With that said, I want you to be aware that a person you care so much about could turn their back on you in an instant. If that does happen, do not allow that one heartbreak determine where your relationships with others stand.

After all the things that come from the whole heartbreak process, like little to no food intake, plenty of tears, and a lot of wondering where everything went wrong. It has all made me realize what I truly want from a relationship with someone. Not just what I want, but what I deserve. What everybody deserves.
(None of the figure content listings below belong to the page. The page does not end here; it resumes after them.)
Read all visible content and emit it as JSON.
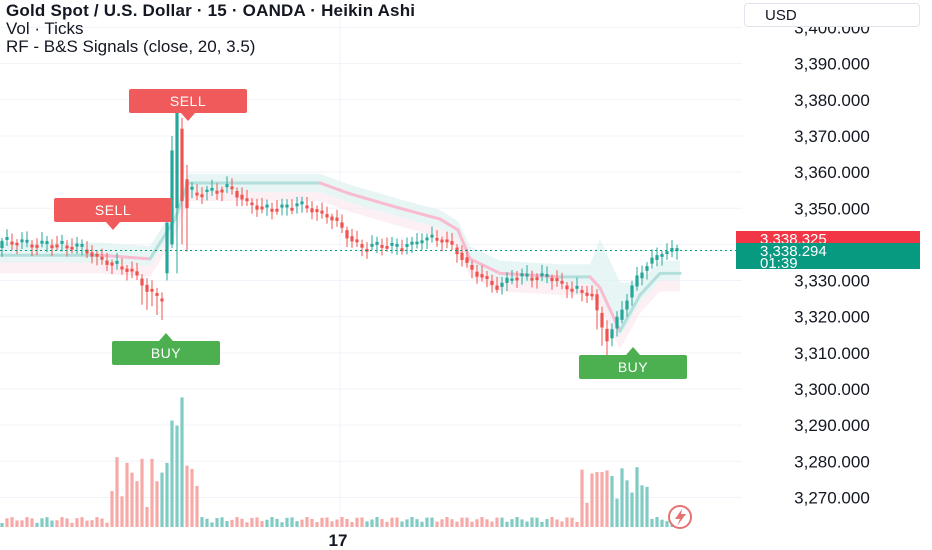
{
  "legend": {
    "title": "Gold Spot / U.S. Dollar · 15 · OANDA · Heikin Ashi",
    "volume": "Vol · Ticks",
    "indicator": "RF - B&S Signals (close, 20, 3.5)"
  },
  "currency": "USD",
  "colors": {
    "up": "#26a69a",
    "down": "#ef5350",
    "sell_label": "#f05a5a",
    "buy_label": "#4caf50",
    "band_up": "#b2dfdb",
    "band_down": "#f8bbd0",
    "cloud": "#e0f2f1",
    "current_up": "#089981",
    "current_red": "#f23645"
  },
  "chart_data": {
    "type": "candlestick",
    "style": "Heikin Ashi",
    "symbol": "Gold Spot / U.S. Dollar",
    "interval": "15",
    "source": "OANDA",
    "y_axis": {
      "ticks": [
        "3,400.000",
        "3,390.000",
        "3,380.000",
        "3,370.000",
        "3,360.000",
        "3,350.000",
        "3,330.000",
        "3,320.000",
        "3,310.000",
        "3,300.000",
        "3,290.000",
        "3,280.000",
        "3,270.000"
      ],
      "range": [
        3266,
        3401
      ]
    },
    "x_axis": {
      "ticks": [
        "17"
      ]
    },
    "current_price": {
      "red_tag": "3,338.325",
      "green_tag": "3,338.294",
      "countdown": "01:39"
    },
    "signals": [
      {
        "label": "SELL",
        "type": "sell",
        "price": 3383
      },
      {
        "label": "SELL",
        "type": "sell",
        "price": 3350
      },
      {
        "label": "BUY",
        "type": "buy",
        "price": 3320
      },
      {
        "label": "BUY",
        "type": "buy",
        "price": 3311
      }
    ],
    "series": [
      {
        "name": "Vol · Ticks"
      },
      {
        "name": "RF - B&S Signals (close, 20, 3.5)"
      }
    ]
  }
}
Everyone wants to have the perfect relationship they have always dreamed of. With that to come, you have to be patient.

You will go on dates with different people you end up having no connection with what so ever, and that's okay. Do not try to rush into something that you know is not going anywhere. You will know when you are attracted to someone when you get excited to hear from them and drop whatever other plans you have to go spend time with them. It is during that time when you give that person all of your trust and honesty and they do the same in return. From there, you will know what it is like to be respected and cared for rather than mistreated and lied to.

All the pain you have suffered from previous heartbreaks were lessons learned. Trust your gut and give yourself time to heal. I promise no matter who walks out of your life, someone better will come along.